Extracting Ticket Inflation Price Table



In [8]:

    
import requests
from bs4 import BeautifulSoup
import csv

Request the url using request and get the content of server's response



In [9]:

    
url = 'http://www.boxofficemojo.com/about/adjuster.htm'

try:
    requestUrlText = requests.get(url).text
except requests.exceptions.RequestException:
    print ('URL Error!!!')

Parse the document using BeautifulSoup



In [10]:

    
soup = BeautifulSoup(requestUrlText, 'lxml')

Selecting range of required rows



In [11]:

    
rangeOfTable = soup.find(justify='right').find_all('td')[2:]

List with

First Index - Year
Second Index - Avg.

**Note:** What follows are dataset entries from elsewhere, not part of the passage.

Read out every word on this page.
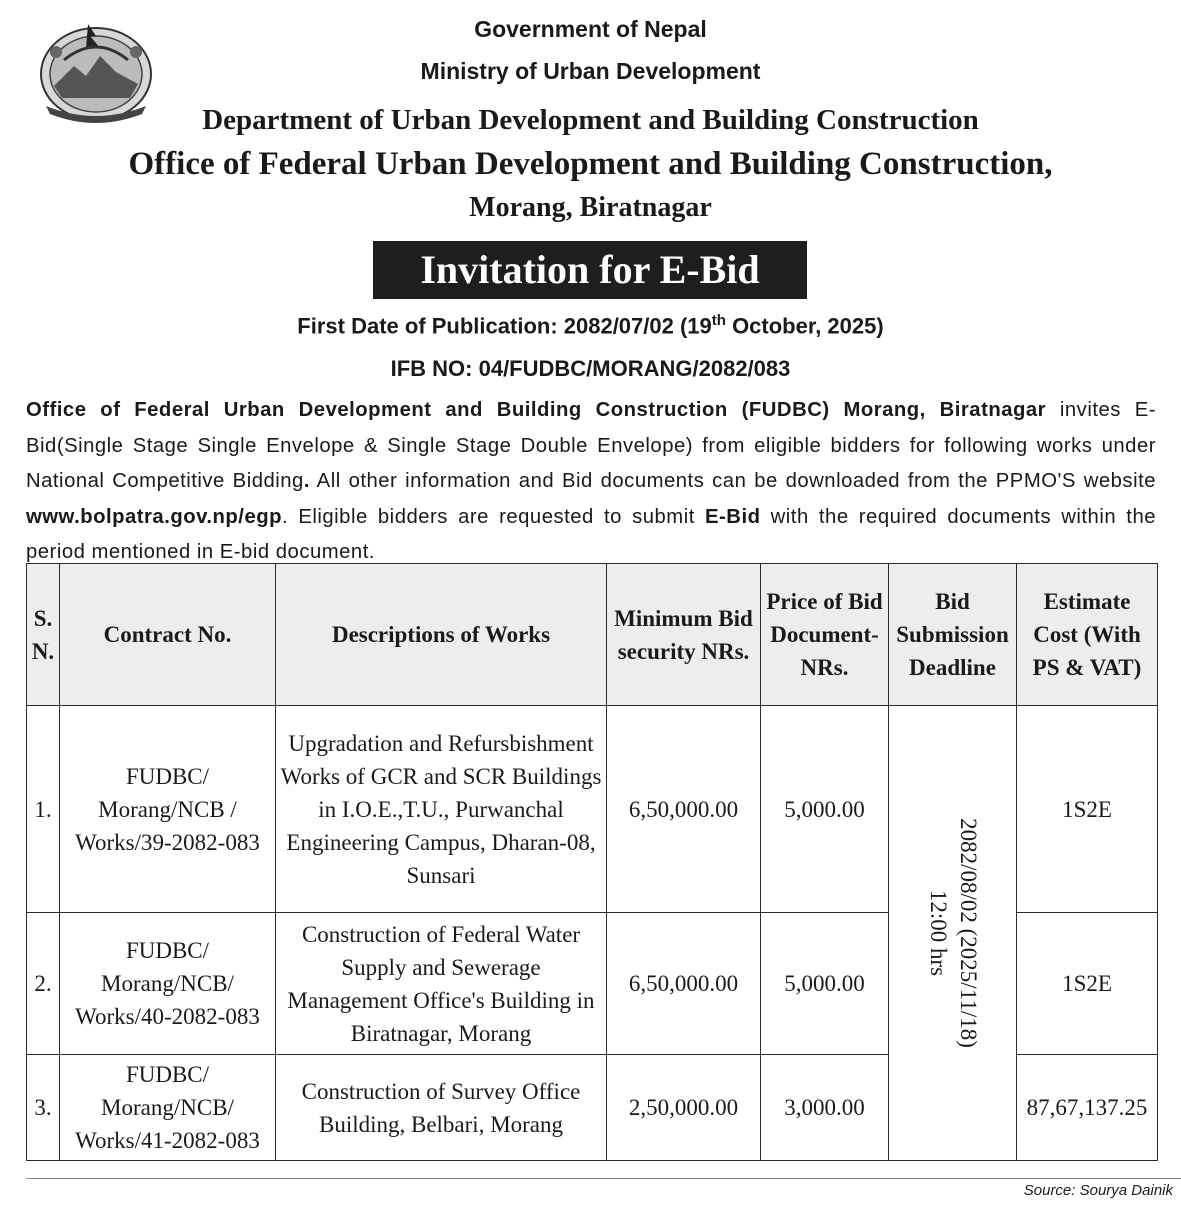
Government of Nepal
Ministry of Urban Development
Department of Urban Development and Building Construction
Office of Federal Urban Development and Building Construction,
Morang, Biratnagar
Invitation for E-Bid
First Date of Publication: 2082/07/02 (19th October, 2025)
IFB NO: 04/FUDBC/MORANG/2082/083
Office of Federal Urban Development and Building Construction (FUDBC) Morang, Biratnagar invites E-Bid(Single Stage Single Envelope & Single Stage Double Envelope) from eligible bidders for following works under National Competitive Bidding. All other information and Bid documents can be downloaded from the PPMO'S website www.bolpatra.gov.np/egp. Eligible bidders are requested to submit E-Bid with the required documents within the period mentioned in E-bid document.
S. N.	Contract No.	Descriptions of Works	Minimum Bid security NRs.	Price of Bid Document-NRs.	Bid Submission Deadline	Estimate Cost (With PS & VAT)
1.	FUDBC/ Morang/NCB / Works/39-2082-083	Upgradation and Refursbishment Works of GCR and SCR Buildings in I.O.E.,T.U., Purwanchal Engineering Campus, Dharan-08, Sunsari	6,50,000.00	5,000.00	2082/08/02 (2025/11/18)
12:00 hrs	1S2E
2.	FUDBC/ Morang/NCB/ Works/40-2082-083	Construction of Federal Water Supply and Sewerage Management Office's Building in Biratnagar, Morang	6,50,000.00	5,000.00		1S2E
3.	FUDBC/ Morang/NCB/ Works/41-2082-083	Construction of Survey Office Building, Belbari, Morang	2,50,000.00	3,000.00		87,67,137.25
Source: Sourya Dainik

Price



In [12]:

    
inflationTicketTableList = [[i.text for i in rangeOfTable if '$' not in i.text],\
                            [i.text.split('$')[1] for i in rangeOfTable if '$' in i.text]]

Creating a CSV file



In [13]:

    
with open('ticketPriceInflation.csv','w') as csvfile:
    fieldnames = ['YEAR','AVG. PRICE']
    writer = csv.DictWriter(csvfile, fieldnames=fieldnames)
    writer.writeheader()
    for i in range(len(inflationTicketTableList[0])):
        writer.writerow({'YEAR':inflationTicketTableList[0][i], 'AVG. PRICE':inflationTicketTableList[1][i]})



In [ ]: